Email us today -
SD Cards Explained
Friday, 23 April 2010 15:30

A secure digital (SD) memory card  is a portable flash memory chip used in devices like digital cameras, mobile phones, and audio players. The SD memory card is about the size of a postage stamp and comes in various capacities and transfer speeds. Generally speaking, the greater the capacity of the SD memory card, the faster the transfer speed.

Flash memory is the same type of memory used in memory sticks or flash drives. However, flash memory cards are formatted according to various specifications. Digital devices are designed to be compatible with one of the available card formats.

"SD" is a specific card format, based on the older Multi-Media Card (MMC) specification. The SD memory card is one of the most popular flash card formats in use today. The "Secure Digital" component of the SD memory card is a copyright protection scheme built into the chip. Content Protection for Recordable Media (CPRM) is intended to keep protected material from being excessively copied.

The SD memory card is a great way to store and transfer images, music, video and other data from a portable device to a PC.or anyother portable device with and SD slot ,

Most computers now have a card reader built into the system, or an inexpensive external card reader can be purchased. Since there are many different types of flash memory cards, be sure the card reader is made for the SD memory card, or capable of reading various formats of card  Aside from the standard SD memory card, there are also miniSD and micro SD cards. These cards are much smaller and not compatible with standard SD memory card slots.

The SD memory card might have a protective lock-switch at the top left. Sliding the switch into an open position allows the SD memory card to be written to or read. Sliding the switch closed allows reading only. This protects data from accidental overwrite.

SD memory cards come in various capacities, from 1GB to 32 GB. Usually, a digital device is only designed to use cards up to a maximum capacity as stated by the manufacturer.
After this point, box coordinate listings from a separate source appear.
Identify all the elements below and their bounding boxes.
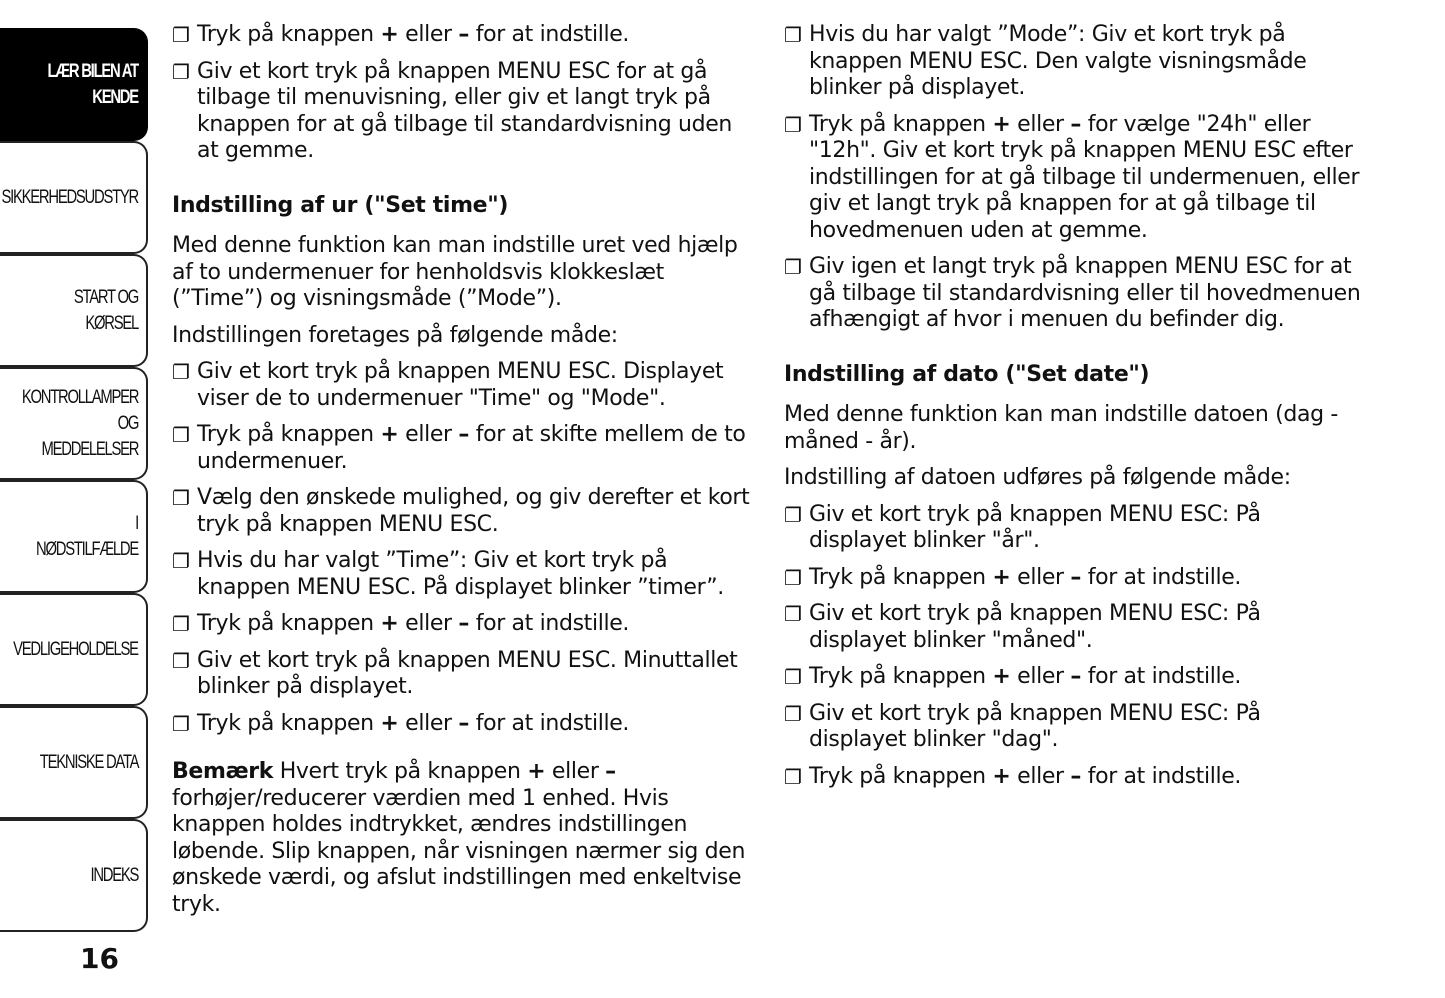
checkbox-bullet-icon: ❐ bbox=[784, 112, 802, 137]
checkbox-bullet-icon: ❐ bbox=[172, 711, 190, 736]
list-item: ❐ Tryk på knappen + eller – for at indstille. bbox=[784, 763, 1242, 789]
list-item: ❐ Giv et kort tryk på knappen MENU ESC. Minuttallet blinker på displayet. bbox=[172, 647, 738, 699]
checkbox-bullet-icon: ❐ bbox=[172, 23, 190, 47]
tab-indeks[interactable]: INDEKS bbox=[0, 819, 148, 932]
list-item: ❐ Tryk på knappen + eller – for at indstille. bbox=[784, 564, 1242, 590]
list-item: ❐ Tryk på knappen + eller – for at indstille. bbox=[172, 710, 630, 736]
paragraph: Indstilling af datoen udføres på følgende måde: bbox=[784, 465, 1291, 490]
checkbox-bullet-icon: ❐ bbox=[172, 549, 190, 573]
checkbox-bullet-icon: ❐ bbox=[172, 486, 190, 510]
paragraph: Indstillingen foretages på følgende måde: bbox=[172, 322, 618, 348]
list-item: ❐ Hvis du har valgt ”Time”: Giv et kort tryk på knappen MENU ESC. På displayet blinker ”timer”. bbox=[172, 548, 724, 600]
checkbox-bullet-icon: ❐ bbox=[172, 648, 190, 673]
left-column bbox=[172, 22, 757, 928]
tab-tekniske-data[interactable]: TEKNISKE DATA bbox=[0, 706, 148, 819]
checkbox-bullet-icon: ❐ bbox=[784, 602, 802, 626]
list-item: ❐ Tryk på knappen + eller – for at indstille. bbox=[784, 664, 1242, 689]
tab-kontrollamper[interactable]: KONTROLLAMPER OG MEDDELELSER bbox=[0, 367, 148, 480]
list-item: ❐ Hvis du har valgt ”Mode”: Giv et kort tryk på knappen MENU ESC. Den valgte visningsmåde blinker på displayet. bbox=[784, 22, 1307, 100]
checkbox-bullet-icon: ❐ bbox=[172, 59, 190, 84]
list-item: ❐ Tryk på knappen + eller – for at skifte mellem de to undermenuer. bbox=[172, 422, 746, 474]
section-heading-set-time: Indstilling af ur ("Set time") bbox=[172, 192, 509, 218]
checkbox-bullet-icon: ❐ bbox=[172, 423, 190, 447]
tab-sikkerhedsudstyr[interactable]: SIKKERHEDSUDSTYR bbox=[0, 141, 148, 254]
list-item: ❐ Giv et kort tryk på knappen MENU ESC: På displayet blinker "måned". bbox=[784, 601, 1261, 653]
list-item: ❐ Tryk på knappen + eller – for at indstille. bbox=[172, 611, 630, 636]
list-item: ❐ Giv igen et langt tryk på knappen MENU ESC for at gå tilbage til standardvisning eller til hovedmenuen afhængigt af hvor i menuen du befinder dig. bbox=[784, 254, 1361, 332]
section-heading-set-date: Indstilling af dato ("Set date") bbox=[784, 361, 1150, 387]
checkbox-bullet-icon: ❐ bbox=[784, 502, 802, 527]
checkbox-bullet-icon: ❐ bbox=[784, 23, 802, 47]
list-item: ❐ Giv et kort tryk på knappen MENU ESC. Displayet viser de to undermenuer "Time" og "Mode". bbox=[172, 359, 724, 411]
checkbox-bullet-icon: ❐ bbox=[172, 360, 190, 384]
list-item: ❐ Giv et kort tryk på knappen MENU ESC: På displayet blinker "år". bbox=[784, 501, 1261, 553]
list-item: ❐ Giv et kort tryk på knappen MENU ESC: På displayet blinker "dag". bbox=[784, 700, 1261, 752]
checkbox-bullet-icon: ❐ bbox=[784, 701, 802, 726]
right-column bbox=[784, 22, 1364, 800]
paragraph: Med denne funktion kan man indstille datoen (dag - måned - år). bbox=[784, 402, 1338, 454]
checkbox-bullet-icon: ❐ bbox=[172, 612, 190, 636]
list-item: ❐ Tryk på knappen + eller – for at indstille. bbox=[172, 22, 630, 47]
tab-vedligeholdelse[interactable]: VEDLIGEHOLDELSE bbox=[0, 593, 148, 706]
list-item: ❐ Giv et kort tryk på knappen MENU ESC for at gå tilbage til menuvisning, eller giv et langt tryk på knappen for at gå tilbage til standardvisning uden at gemme. bbox=[172, 58, 733, 163]
checkbox-bullet-icon: ❐ bbox=[784, 665, 802, 689]
tab-i-nodstilfaelde[interactable]: I NØDSTILFÆLDE bbox=[0, 480, 148, 593]
tab-start-og-korsel[interactable]: START OG KØRSEL bbox=[0, 254, 148, 367]
tab-laer-bilen-at-kende[interactable]: LÆR BILEN AT KENDE bbox=[0, 28, 148, 141]
note-paragraph: Bemærk Hvert tryk på knappen + eller – forhøjer/reducerer værdien med 1 enhed. Hvis knappen holdes indtrykket, ændres indstillingen løbende. Slip knappen, når visningen nærmer sig den ønskede værdi, og afslut indstillingen med enkeltvise tryk. bbox=[172, 759, 746, 917]
checkbox-bullet-icon: ❐ bbox=[784, 565, 802, 590]
list-item: ❐ Vælg den ønskede mulighed, og giv derefter et kort tryk på knappen MENU ESC. bbox=[172, 485, 750, 537]
paragraph: Med denne funktion kan man indstille uret ved hjælp af to undermenuer for henholdsvis klokkeslæt (”Time”) og visningsmåde (”Mode”). bbox=[172, 233, 738, 311]
checkbox-bullet-icon: ❐ bbox=[784, 255, 802, 279]
checkbox-bullet-icon: ❐ bbox=[784, 764, 802, 789]
page-number: 16 bbox=[80, 942, 119, 975]
list-item: ❐ Tryk på knappen + eller – for vælge "24h" eller "12h". Giv et kort tryk på knappen MENU ESC efter indstillingen for at gå tilbage til undermenuen, eller giv et langt tryk på knappen for at gå tilbage til hovedmenuen uden at gemme. bbox=[784, 111, 1360, 243]
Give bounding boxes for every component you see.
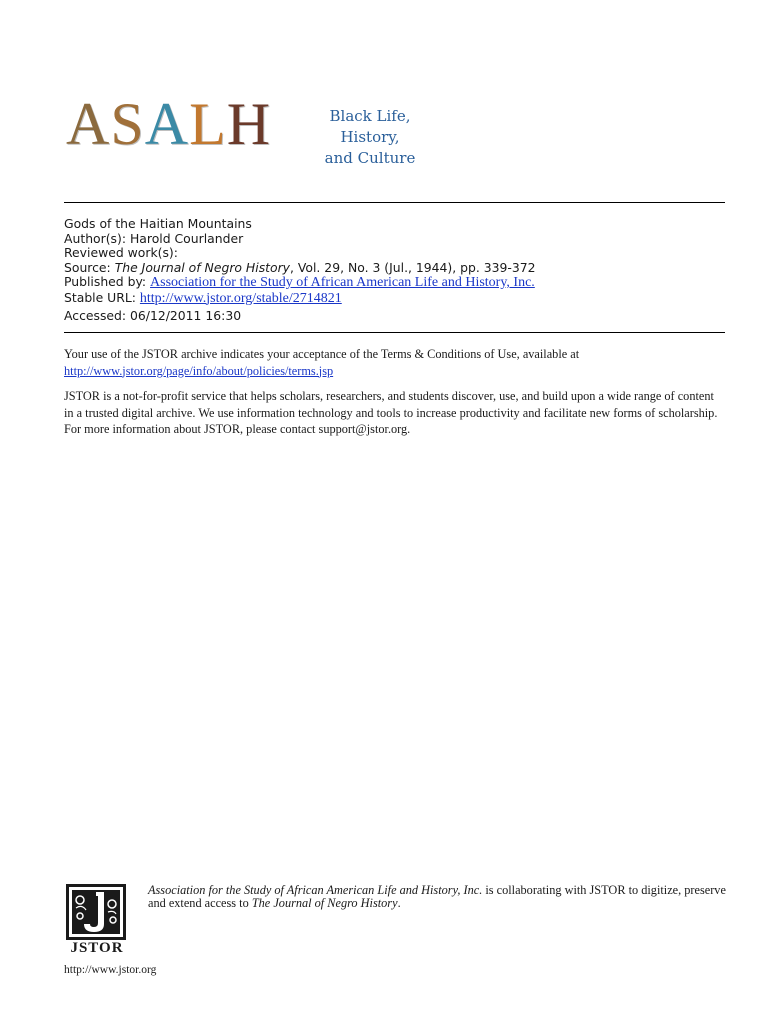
- source-label: Source:: [64, 259, 111, 275]
- terms-link[interactable]: http://www.jstor.org/page/info/about/policies/terms.jsp: [64, 363, 334, 378]
- jstor-description: JSTOR is a not-for-profit service that helps scholars, researchers, and students discover, use, and build upon a wide range of content in a trusted digital archive. We use information technology and tools to increase productivity and facilitate new forms of scholarship. For more information about JSTOR, please contact support@jstor.org.: [64, 389, 718, 436]
- logo-letter: H: [226, 91, 272, 157]
- accessed-date: Accessed: 06/12/2011 16:30: [64, 308, 242, 323]
- stable-url-link[interactable]: http://www.jstor.org/stable/2714821: [139, 290, 342, 306]
- jstor-logo: [66, 884, 130, 956]
- logo-tagline: [300, 106, 440, 169]
- source-row: [64, 261, 724, 276]
- stable-url-row: [64, 291, 724, 307]
- published-row: [64, 275, 724, 291]
- footer-text-mid: is collaborating with JSTOR to digitize, preserve and extend access to: [148, 883, 726, 910]
- reviewed-works-row: Reviewed work(s):: [64, 245, 178, 260]
- logo-letter: S: [110, 91, 145, 157]
- logo-letter: L: [189, 91, 227, 157]
- tagline-line-1: Black Life, History,: [329, 107, 411, 146]
- collaboration-notice: [148, 884, 728, 910]
- published-label: Published by:: [64, 274, 147, 289]
- stable-url-label: Stable URL:: [64, 289, 136, 305]
- publisher-link[interactable]: Association for the Study of African American Life and History, Inc.: [150, 275, 535, 290]
- logo-letter: A: [144, 91, 190, 157]
- footer-journal: The Journal of Negro History: [251, 896, 398, 910]
- top-divider: [64, 202, 725, 203]
- footer-org: Association for the Study of African American Life and History, Inc.: [148, 883, 483, 897]
- jstor-home-url[interactable]: http://www.jstor.org: [64, 964, 157, 976]
- source-details: , Vol. 29, No. 3 (Jul., 1944), pp. 339-372: [290, 259, 536, 275]
- jstor-logo-text: JSTOR: [70, 940, 124, 956]
- middle-divider: [64, 332, 725, 333]
- authors-row: [64, 232, 724, 247]
- article-title: Gods of the Haitian Mountains: [64, 216, 252, 231]
- logo-letter: A: [66, 91, 111, 157]
- asalh-logo: [66, 91, 272, 157]
- source-journal: The Journal of Negro History: [114, 259, 291, 275]
- footer-text-end: .: [397, 896, 401, 910]
- article-metadata: [64, 217, 724, 324]
- authors-value: Harold Courlander: [129, 230, 244, 246]
- terms-block: [64, 346, 724, 438]
- terms-notice: Your use of the JSTOR archive indicates your acceptance of the Terms & Conditions of Use, available at: [64, 347, 580, 361]
- authors-label: Author(s):: [64, 230, 127, 246]
- tagline-line-2: and Culture: [324, 149, 416, 167]
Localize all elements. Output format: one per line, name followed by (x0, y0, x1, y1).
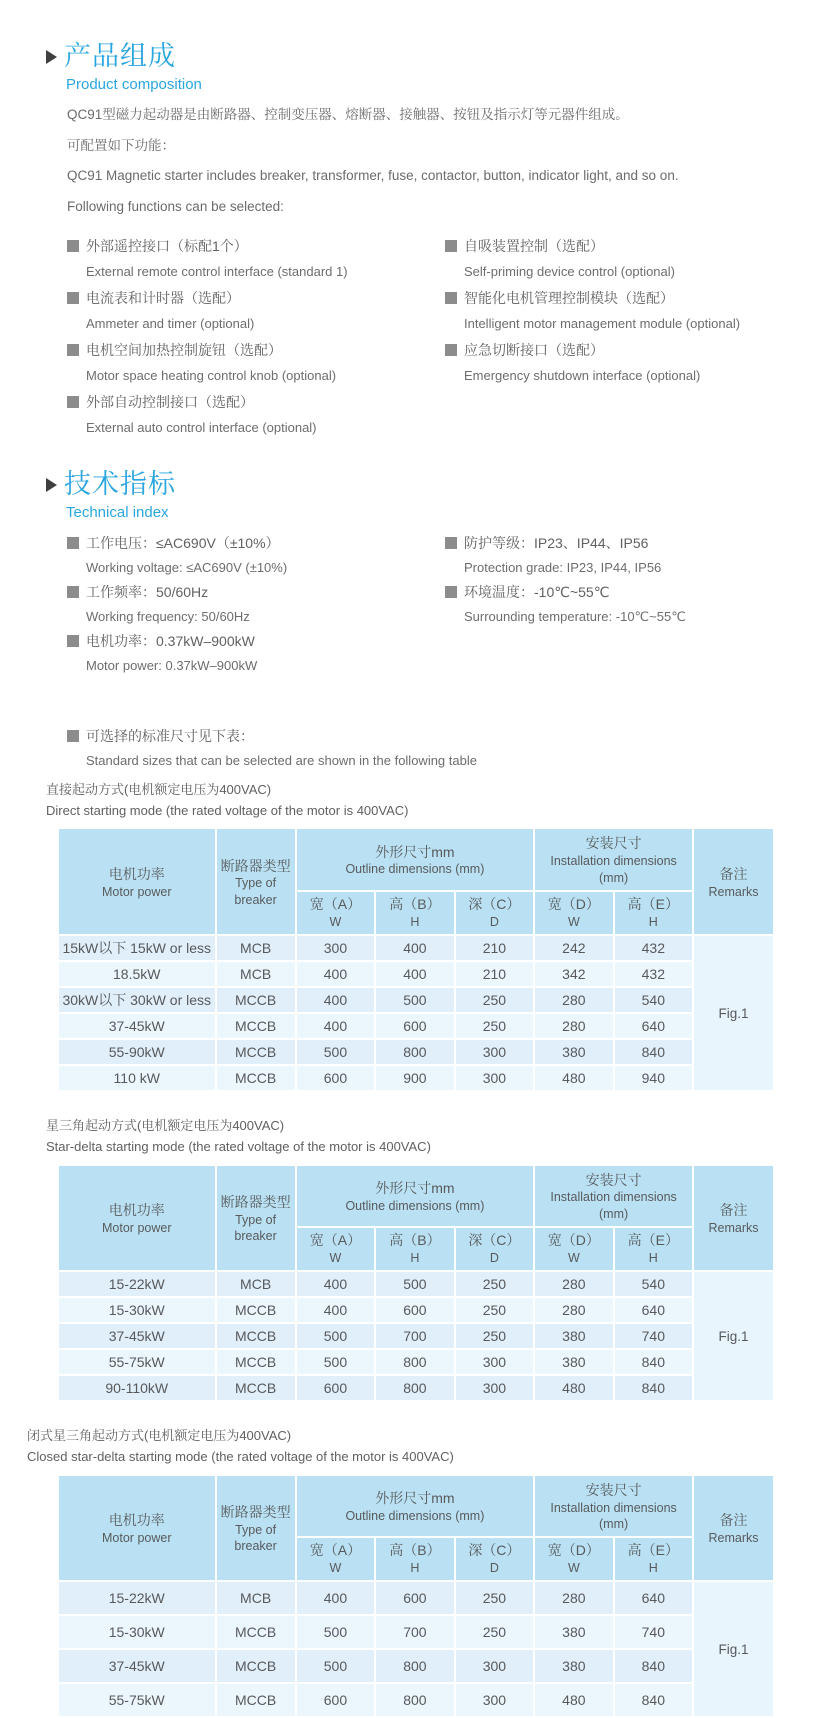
technical-text-zh: 工作电压：≤AC690V（±10%） (86, 534, 280, 551)
feature-item (445, 236, 830, 279)
bullet-square-icon (67, 586, 79, 598)
technical-label-zh (67, 533, 445, 553)
breaker-type-cell: MCCB (216, 1349, 296, 1375)
dimension-value-cell: 500 (296, 1649, 375, 1683)
col-group-installation-dimensions: 安装尺寸 Installation dimensions (mm) (534, 828, 693, 890)
feature-text-en: External remote control interface (standard 1) (86, 264, 348, 280)
dimension-value-cell: 250 (455, 1615, 534, 1649)
technical-text-en: Surrounding temperature: -10℃~55℃ (464, 608, 686, 624)
bullet-square-icon (445, 586, 457, 598)
table-row (58, 1375, 774, 1401)
table-row (58, 1323, 774, 1349)
dimension-value-cell: 640 (614, 1297, 693, 1323)
breaker-type-cell: MCCB (216, 987, 296, 1013)
feature-text-en: Ammeter and timer (optional) (86, 316, 255, 332)
dimension-value-cell: 400 (296, 1581, 375, 1615)
breaker-type-cell: MCCB (216, 1039, 296, 1065)
table-caption (46, 1116, 830, 1158)
dimension-value-cell: 800 (375, 1349, 454, 1375)
remark-cell: Fig.1 (693, 935, 774, 1091)
section-technical-index (46, 470, 830, 500)
technical-text-en: Protection grade: IP23, IP44, IP56 (464, 559, 662, 575)
technical-text-zh: 电机功率：0.37kW–900kW (86, 632, 255, 649)
col-group-installation-dimensions: 安装尺寸 Installation dimensions (mm) (534, 1165, 693, 1227)
technical-item (67, 631, 445, 673)
dimension-value-cell: 400 (375, 961, 454, 987)
table-caption-en: Direct starting mode (the rated voltage of the motor is 400VAC) (46, 802, 409, 818)
table-row (58, 961, 774, 987)
motor-power-cell: 55-75kW (58, 1683, 216, 1717)
table-row (58, 1349, 774, 1375)
dimension-value-cell: 500 (296, 1323, 375, 1349)
table-row (58, 1271, 774, 1297)
technical-text-zh: 环境温度：-10℃~55℃ (464, 583, 610, 600)
col-header-breaker-type: 断路器类型 Type of breaker (216, 1475, 296, 1582)
col-header-breaker-type: 断路器类型 Type of breaker (216, 828, 296, 935)
feature-item (67, 288, 445, 331)
dimension-value-cell: 600 (296, 1065, 375, 1091)
motor-power-cell: 15-30kW (58, 1297, 216, 1323)
technical-label-zh (67, 582, 445, 602)
dimension-value-cell: 432 (614, 961, 693, 987)
dimension-value-cell: 800 (375, 1039, 454, 1065)
col-header-motor-power: 电机功率 Motor power (58, 828, 216, 935)
dimension-value-cell: 700 (375, 1615, 454, 1649)
feature-label-zh (445, 288, 830, 308)
dimension-value-cell: 500 (375, 1271, 454, 1297)
feature-text-zh: 应急切断接口（选配） (464, 342, 604, 359)
dimension-value-cell: 280 (534, 1297, 613, 1323)
table-row (58, 1649, 774, 1683)
note-label-zh (67, 726, 830, 746)
table-row (58, 1039, 774, 1065)
dimension-value-cell: 740 (614, 1615, 693, 1649)
motor-power-cell: 30kW以下 30kW or less (58, 987, 216, 1013)
feature-text-zh: 智能化电机管理控制模块（选配） (464, 290, 674, 307)
dimension-value-cell: 400 (296, 1271, 375, 1297)
table-caption (27, 1426, 830, 1468)
dimension-value-cell: 480 (534, 1683, 613, 1717)
table-row (58, 1581, 774, 1615)
dimension-value-cell: 380 (534, 1615, 613, 1649)
intro-paragraphs (67, 107, 830, 217)
col-group-installation-dimensions: 安装尺寸 Installation dimensions (mm) (534, 1475, 693, 1537)
dimension-value-cell: 210 (455, 935, 534, 961)
breaker-type-cell: MCCB (216, 1683, 296, 1717)
feature-item (67, 236, 445, 279)
motor-power-cell: 37-45kW (58, 1649, 216, 1683)
paragraph: QC91 Magnetic starter includes breaker, transformer, fuse, contactor, button, indicator light, and so on. (67, 168, 679, 184)
table-body (58, 1581, 774, 1717)
technical-column-left (67, 533, 445, 680)
feature-column-left (67, 236, 445, 444)
standard-sizes-note (67, 726, 830, 768)
col-header-motor-power: 电机功率 Motor power (58, 1165, 216, 1272)
paragraph: 可配置如下功能： (67, 137, 175, 153)
dimension-value-cell: 480 (534, 1065, 613, 1091)
dimension-value-cell: 380 (534, 1039, 613, 1065)
technical-text-zh: 防护等级：IP23、IP44、IP56 (464, 534, 649, 551)
col-header-remarks: 备注 Remarks (693, 1475, 774, 1582)
breaker-type-cell: MCB (216, 1581, 296, 1615)
table-caption-zh: 闭式星三角起动方式(电机额定电压为400VAC) (27, 1428, 292, 1444)
technical-label-zh (67, 631, 445, 651)
feature-text-zh: 自吸装置控制（选配） (464, 238, 604, 255)
breaker-type-cell: MCCB (216, 1649, 296, 1683)
col-subheader-height-b: 高（B） H (375, 1537, 454, 1581)
table-caption-zh: 星三角起动方式(电机额定电压为400VAC) (46, 1118, 285, 1133)
feature-columns (67, 236, 830, 444)
direct-starting-table (57, 827, 775, 1092)
breaker-type-cell: MCCB (216, 1615, 296, 1649)
col-header-breaker-type: 断路器类型 Type of breaker (216, 1165, 296, 1272)
dimension-value-cell: 280 (534, 1013, 613, 1039)
dimension-value-cell: 700 (375, 1323, 454, 1349)
dimension-value-cell: 280 (534, 1581, 613, 1615)
motor-power-cell: 15-22kW (58, 1581, 216, 1615)
breaker-type-cell: MCCB (216, 1297, 296, 1323)
dimension-value-cell: 500 (296, 1039, 375, 1065)
dimension-value-cell: 210 (455, 961, 534, 987)
col-subheader-height-e: 高（E） H (614, 1537, 693, 1581)
dimension-value-cell: 250 (455, 1581, 534, 1615)
bullet-square-icon (445, 344, 457, 356)
feature-item (67, 392, 445, 435)
feature-text-zh: 外部遥控接口（标配1个） (86, 238, 248, 255)
col-header-motor-power: 电机功率 Motor power (58, 1475, 216, 1582)
table-caption-en: Closed star-delta starting mode (the rated voltage of the motor is 400VAC) (27, 1448, 454, 1464)
breaker-type-cell: MCCB (216, 1065, 296, 1091)
dimension-value-cell: 380 (534, 1323, 613, 1349)
motor-power-cell: 15kW以下 15kW or less (58, 935, 216, 961)
feature-item (445, 340, 830, 383)
technical-text-en: Working voltage: ≤AC690V (±10%) (86, 559, 288, 575)
technical-column-right (445, 533, 830, 680)
col-group-outline-dimensions: 外形尺寸mm Outline dimensions (mm) (296, 1165, 534, 1227)
dimension-value-cell: 600 (375, 1581, 454, 1615)
dimension-value-cell: 500 (375, 987, 454, 1013)
dimension-value-cell: 400 (296, 987, 375, 1013)
dimension-value-cell: 400 (296, 961, 375, 987)
motor-power-cell: 55-75kW (58, 1349, 216, 1375)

A dated MP3 player, for example, might only be designed to use cards up to 2GB. In this case, a 8GB SD memory card will be unusable in the device, though any cards lower than the maximum capacity are fine.

When it comes to storing music or images, some people prefer to buy several smaller capacity SD memory cards in order to organize their library of data. It may be easier to locate songs or images you want by labeling several smaller cards. Others prefer getting the highest capacity card the device will support, to keep everything on one SD memory card. If this is preferred, it is wise to backup the card to the PC in case it the card is lost or damaged.